Mijaín López nació para ser estrella. Un día, hace años, Herradura parió un hijo ilustre. Uno de esos que es querido, amado y respetado por todos.
El gigante de ébano fue tocado con el don de la imbatibilidad. Los dioses vieron en él al guerrero perfecto para custodiar la tierra.
Siempre, cada año, cada combate y competencia, constituyen (para el rival) un reto extremo, un imposible.
Tener delante a semejante gladiador es saber que no marcarás, es saber que una plata o un bronce será la presea dorada que ansías.
El turco (Kayaalp) nació un mal día. El 10 de octubre del 89 fue una fecha equivocada y maldita para querer acariciar la gloria olímpica.
La piedra en el zapato, su escollo más difícil, un pinareño (López), confirmó la paternidad en un combate que manejó de principio a fin.
Mijaín miró al turco como el papá a su hijo más pequeño, al porfiado, al cabezón que cree que tiene la razón, pero que al final miente.
Kayaalp pone cara de puchero, se lamenta de querer y no poder, de seguro llora de impotencia en un cuarto oscuro.

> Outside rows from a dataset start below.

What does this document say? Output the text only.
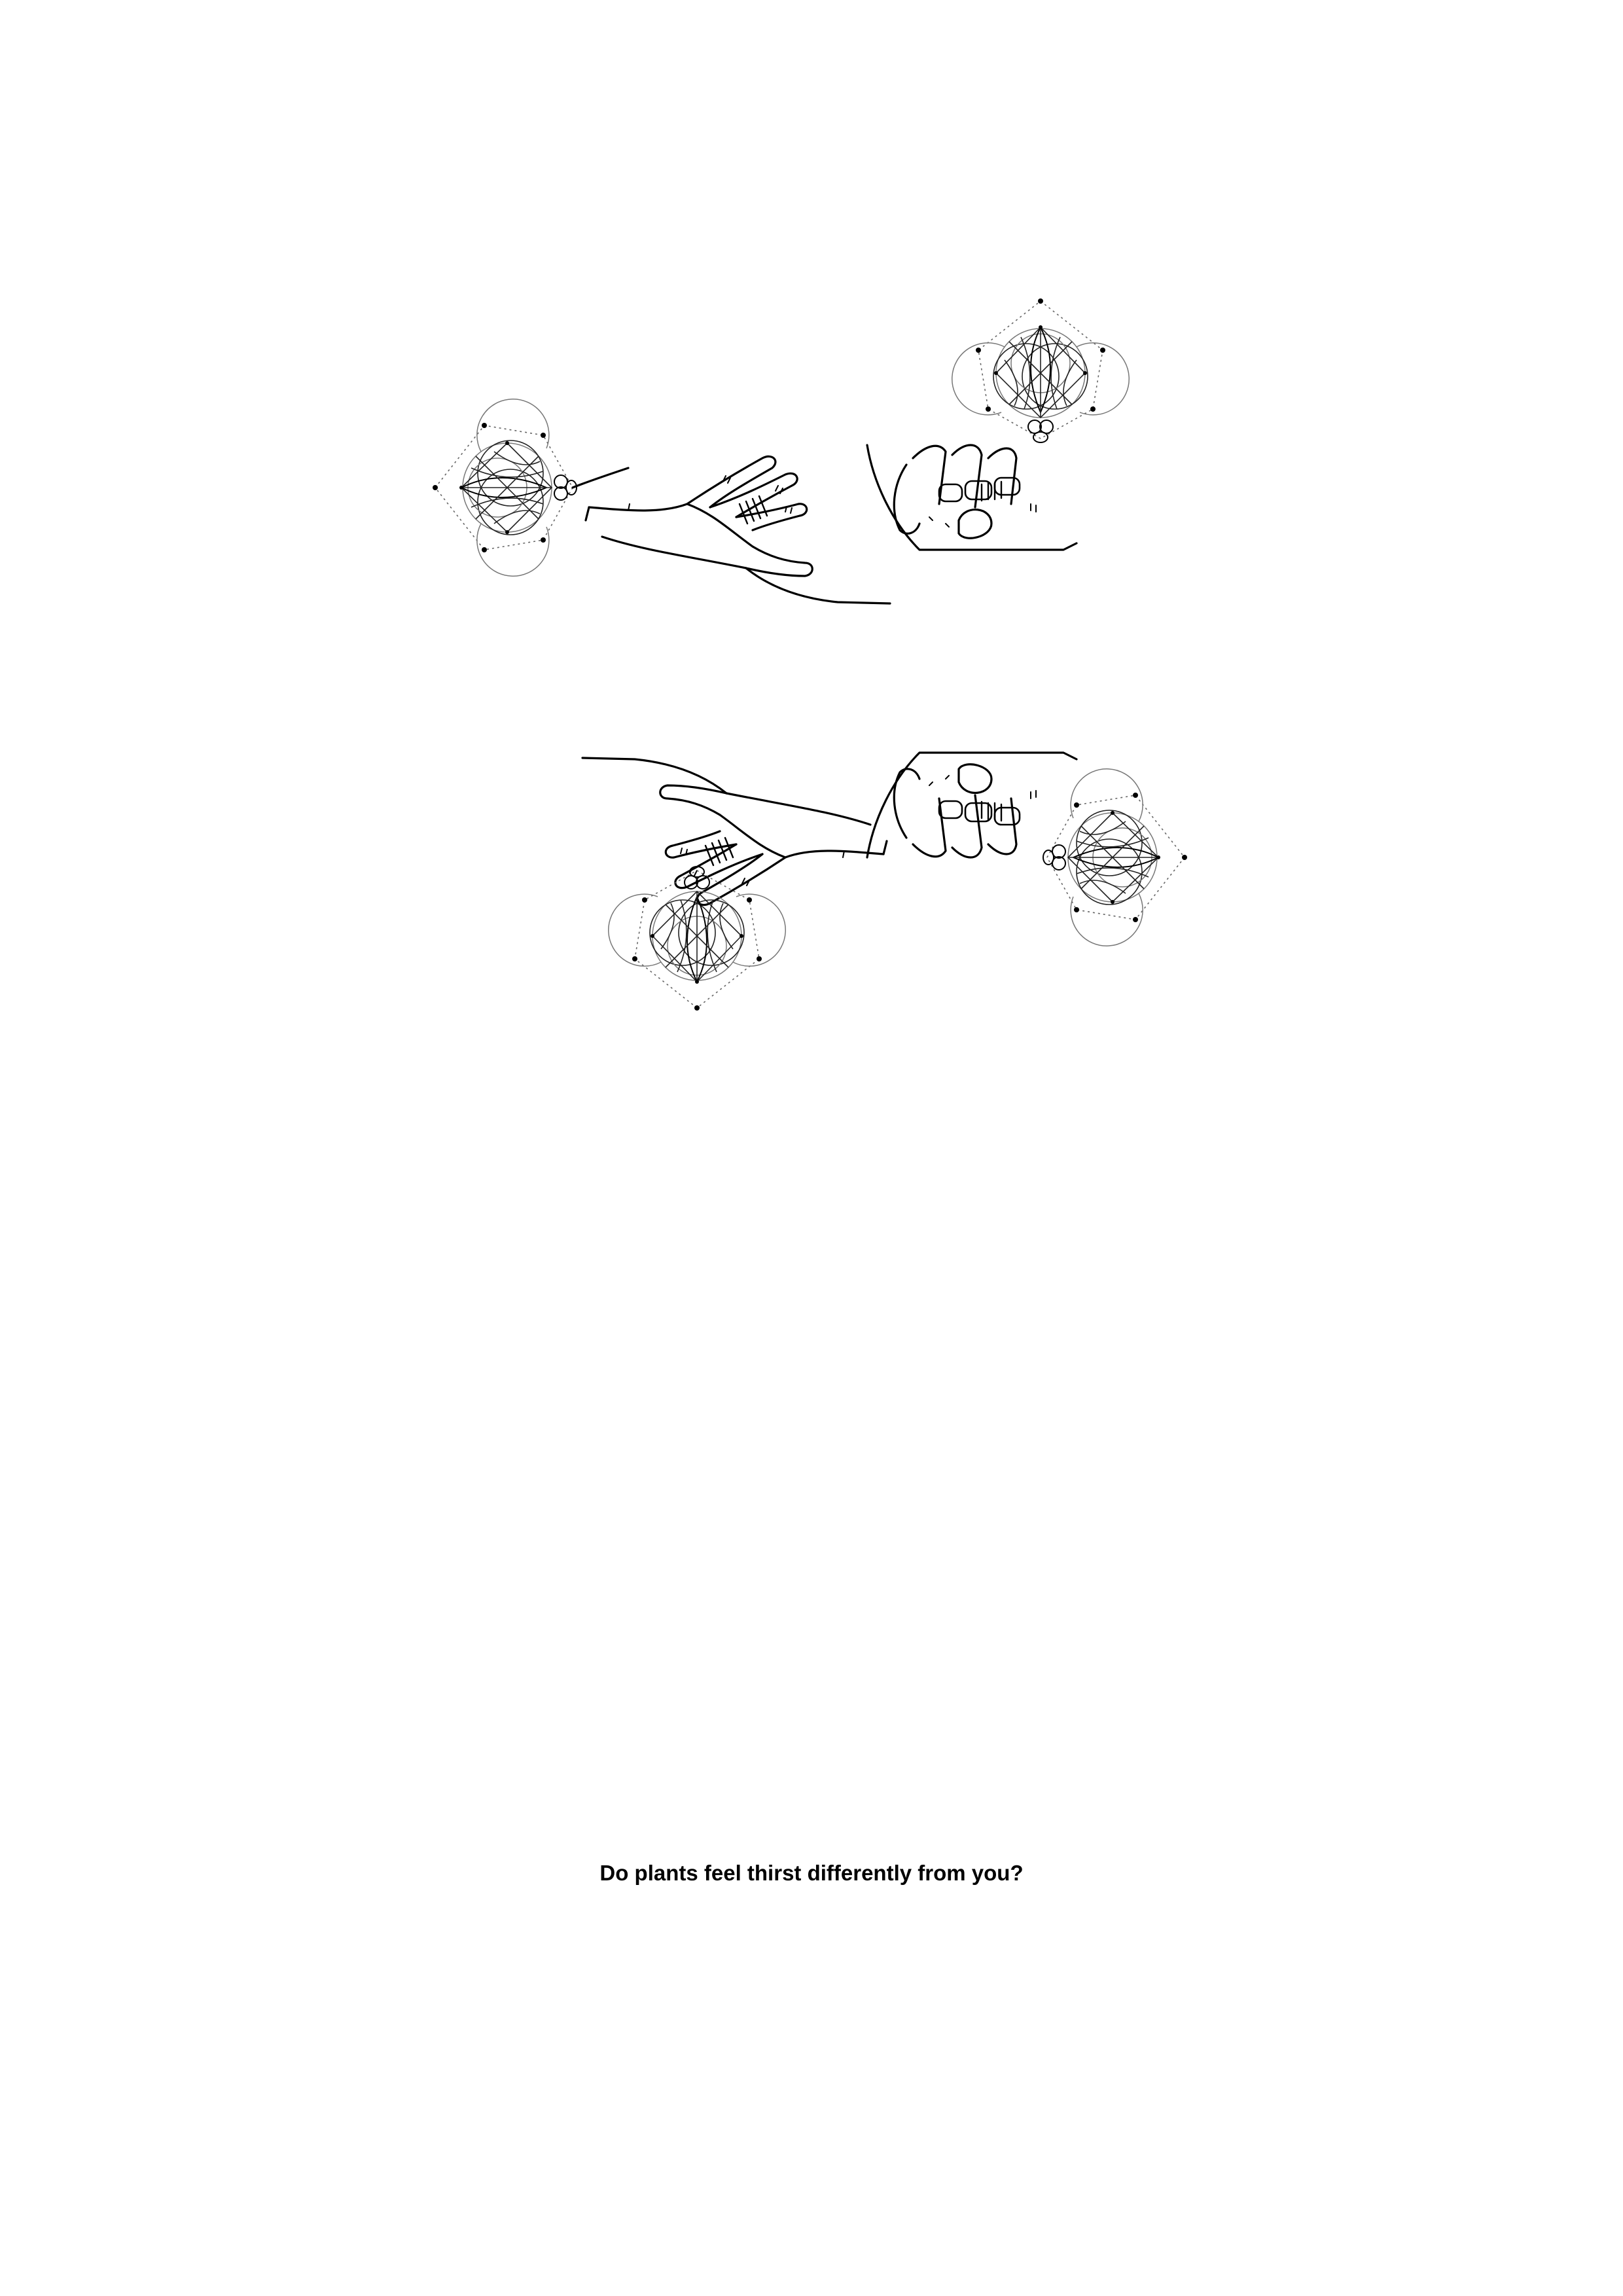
Do plants feel thirst differently from you?
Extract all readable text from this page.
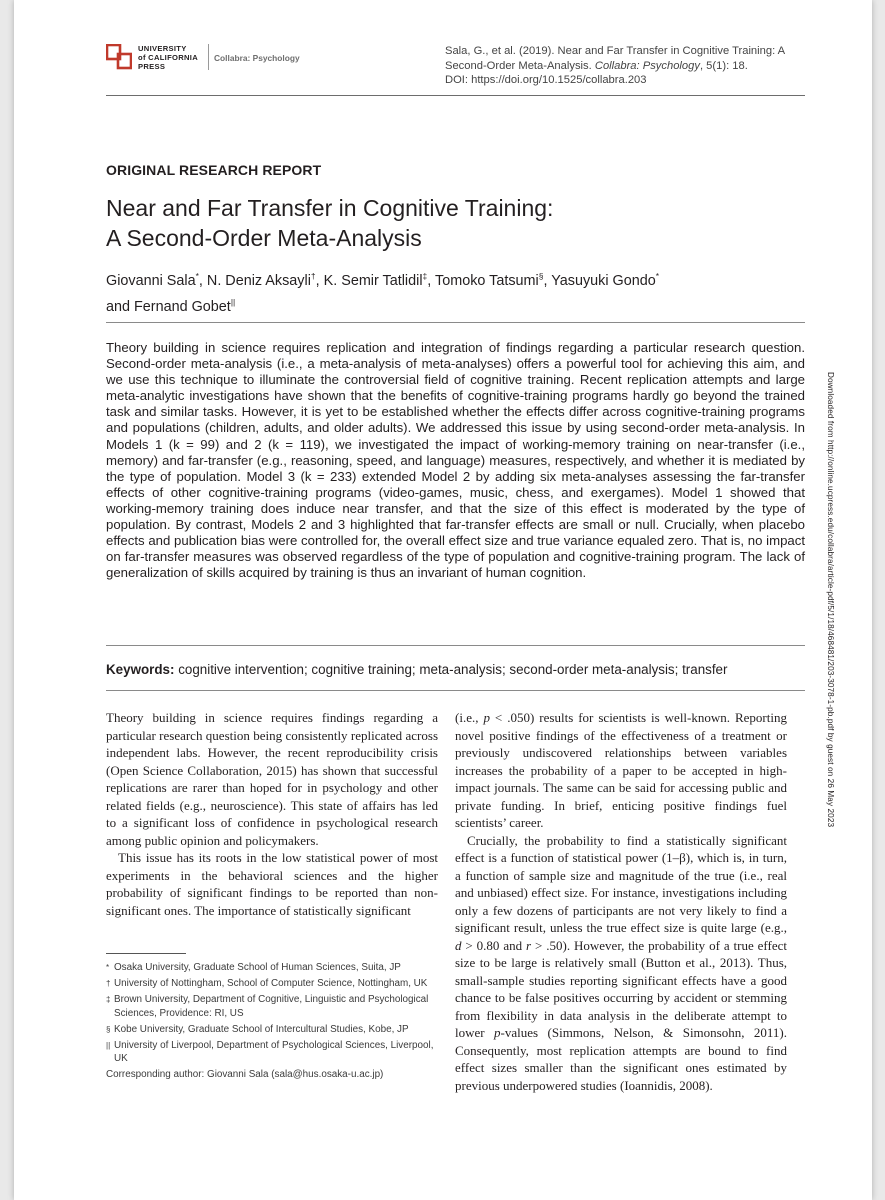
UNIVERSITY
of CALIFORNIA
PRESS
Collabra: Psychology
Sala, G., et al. (2019). Near and Far Transfer in Cognitive Training: A Second-Order Meta-Analysis. Collabra: Psychology, 5(1): 18.
DOI: https://doi.org/10.1525/collabra.203
ORIGINAL RESEARCH REPORT
Near and Far Transfer in Cognitive Training:
A Second-Order Meta-Analysis
Giovanni Sala*, N. Deniz Aksayli†, K. Semir Tatlidil‡, Tomoko Tatsumi§, Yasuyuki Gondo*
and Fernand Gobet||

Theory building in science requires replication and integration of findings regarding a particular research question. Second-order meta-analysis (i.e., a meta-analysis of meta-analyses) offers a powerful tool for achieving this aim, and we use this technique to illuminate the controversial field of cognitive training. Recent replication attempts and large meta-analytic investigations have shown that the benefits of cognitive-training programs hardly go beyond the trained task and similar tasks. However, it is yet to be established whether the effects differ across cognitive-training programs and populations (children, adults, and older adults). We addressed this issue by using second-order meta-analysis. In Models 1 (k = 99) and 2 (k = 119), we investigated the impact of working-memory training on near-transfer (i.e., memory) and far-transfer (e.g., reasoning, speed, and language) measures, respectively, and whether it is mediated by the type of population. Model 3 (k = 233) extended Model 2 by adding six meta-analyses assessing the far-transfer effects of other cognitive-training programs (video-games, music, chess, and exergames). Model 1 showed that working-memory training does induce near transfer, and that the size of this effect is moderated by the type of population. By contrast, Models 2 and 3 highlighted that far-transfer effects are small or null. Crucially, when placebo effects and publication bias were controlled for, the overall effect size and true variance equaled zero. That is, no impact on far-transfer measures was observed regardless of the type of population and cognitive-training program. The lack of generalization of skills acquired by training is thus an invariant of human cognition.

Keywords: cognitive intervention; cognitive training; meta-analysis; second-order meta-analysis; transfer

Theory building in science requires findings regarding a particular research question being consistently replicated across independent labs. However, the recent reproducibility crisis (Open Science Collaboration, 2015) has shown that successful replications are rarer than hoped for in psychology and other related fields (e.g., neuroscience). This state of affairs has led to a significant loss of confidence in psychological research among public opinion and policymakers.

This issue has its roots in the low statistical power of most experiments in the behavioral sciences and the higher probability of significant findings to be reported than non-significant ones. The importance of statistically significant

(i.e., p < .050) results for scientists is well-known. Reporting novel positive findings of the effectiveness of a treatment or previously undiscovered relationships between variables increases the probability of a paper to be accepted in high-impact journals. The same can be said for accessing public and private funding. In brief, enticing positive findings fuel scientists’ career.

Crucially, the probability to find a statistically significant effect is a function of statistical power (1–β), which is, in turn, a function of sample size and magnitude of the true (i.e., real and unbiased) effect size. For instance, investigations including only a few dozens of participants are not very likely to find a significant result, unless the true effect size is quite large (e.g., d > 0.80 and r > .50). However, the probability of a true effect size to be large is relatively small (Button et al., 2013). Thus, small-sample studies reporting significant effects have a good chance to be false positives occurring by accident or stemming from flexibility in data analysis in the deliberate attempt to lower p-values (Simmons, Nelson, & Simonsohn, 2011). Consequently, most replication attempts are bound to find effect sizes smaller than the significant ones estimated by previous underpowered studies (Ioannidis, 2008).

* Osaka University, Graduate School of Human Sciences, Suita, JP
† University of Nottingham, School of Computer Science, Nottingham, UK
‡ Brown University, Department of Cognitive, Linguistic and Psychological Sciences, Providence: RI, US
§ Kobe University, Graduate School of Intercultural Studies, Kobe, JP
|| University of Liverpool, Department of Psychological Sciences, Liverpool, UK
Corresponding author: Giovanni Sala (sala@hus.osaka-u.ac.jp)
Downloaded from http://online.ucpress.edu/collabra/article-pdf/5/1/18/468481/203-3078-1-pb.pdf by guest on 26 May 2023
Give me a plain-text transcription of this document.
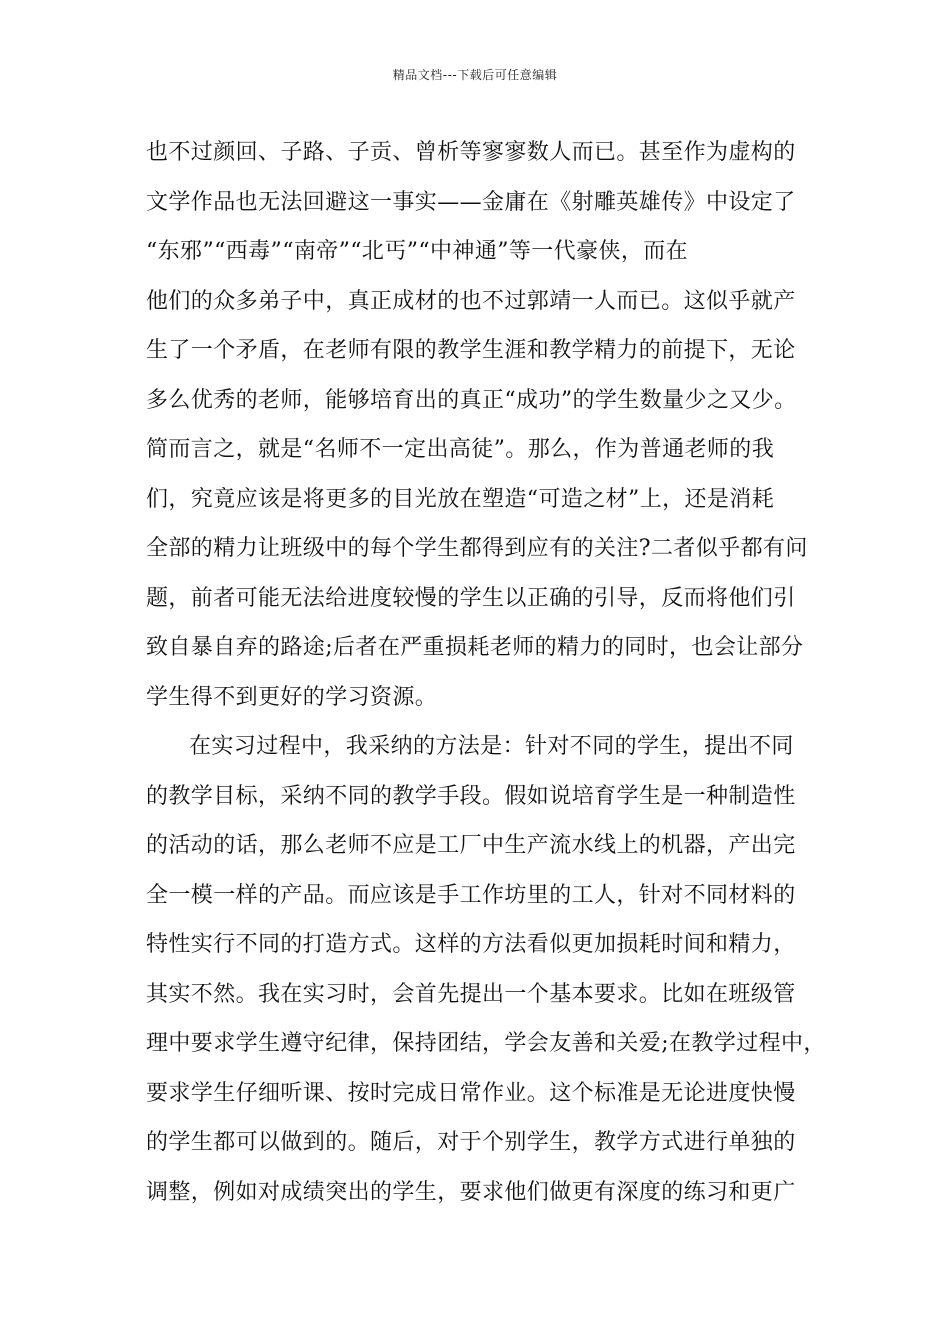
精品文档---下载后可任意编辑
也不过颜回、子路、子贡、曾析等寥寥数人而已。甚至作为虚构的
文学作品也无法回避这一事实——金庸在《射雕英雄传》中设定了
“东邪”“西毒”“南帝”“北丐”“中神通”等一代豪侠，而在
他们的众多弟子中，真正成材的也不过郭靖一人而已。这似乎就产
生了一个矛盾，在老师有限的教学生涯和教学精力的前提下，无论
多么优秀的老师，能够培育出的真正“成功”的学生数量少之又少。
简而言之，就是“名师不一定出高徒”。那么，作为普通老师的我
们，究竟应该是将更多的目光放在塑造“可造之材”上，还是消耗
全部的精力让班级中的每个学生都得到应有的关注?二者似乎都有问
题，前者可能无法给进度较慢的学生以正确的引导，反而将他们引
致自暴自弃的路途;后者在严重损耗老师的精力的同时，也会让部分
学生得不到更好的学习资源。
在实习过程中，我采纳的方法是：针对不同的学生，提出不同
的教学目标，采纳不同的教学手段。假如说培育学生是一种制造性
的活动的话，那么老师不应是工厂中生产流水线上的机器，产出完
全一模一样的产品。而应该是手工作坊里的工人，针对不同材料的
特性实行不同的打造方式。这样的方法看似更加损耗时间和精力，
其实不然。我在实习时，会首先提出一个基本要求。比如在班级管
理中要求学生遵守纪律，保持团结，学会友善和关爱;在教学过程中，
要求学生仔细听课、按时完成日常作业。这个标准是无论进度快慢
的学生都可以做到的。随后，对于个别学生，教学方式进行单独的
调整，例如对成绩突出的学生，要求他们做更有深度的练习和更广
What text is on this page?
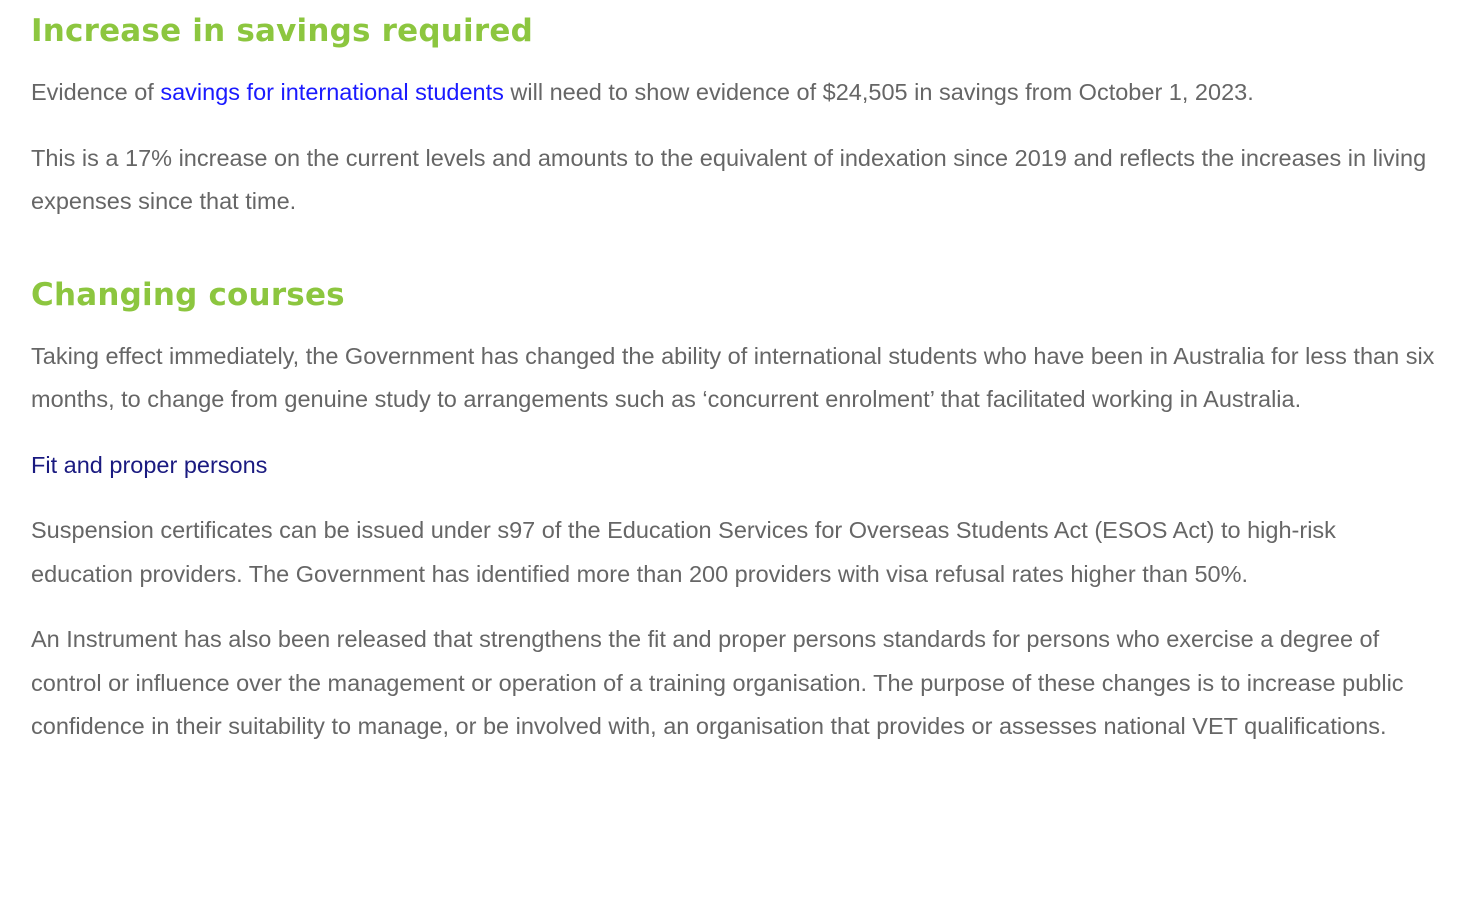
Increase in savings required

Evidence of savings for international students will need to show evidence of $24,505 in savings from October 1, 2023.

This is a 17% increase on the current levels and amounts to the equivalent of indexation since 2019 and reflects the increases in living expenses since that time.

Changing courses

Taking effect immediately, the Government has changed the ability of international students who have been in Australia for less than six months, to change from genuine study to arrangements such as ‘concurrent enrolment’ that facilitated working in Australia.

Fit and proper persons

Suspension certificates can be issued under s97 of the Education Services for Overseas Students Act (ESOS Act) to high-risk education providers. The Government has identified more than 200 providers with visa refusal rates higher than 50%.

An Instrument has also been released that strengthens the fit and proper persons standards for persons who exercise a degree of control or influence over the management or operation of a training organisation. The purpose of these changes is to increase public confidence in their suitability to manage, or be involved with, an organisation that provides or assesses national VET qualifications.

Sus intentos olímpicos han sido boicoteados por alguien que simplemente vino al mundo a ganarlo todo.
A Kayaalp le toca esperar que papá decida ceder (un día). Tendrá que esperar a que el almanaque haga su trabajo y saque de circulación al asesino, victimario y egoísta Mijaín López.
Ganarlo todo no es justo, los demás también tienen derecho (entiéndase la ironía).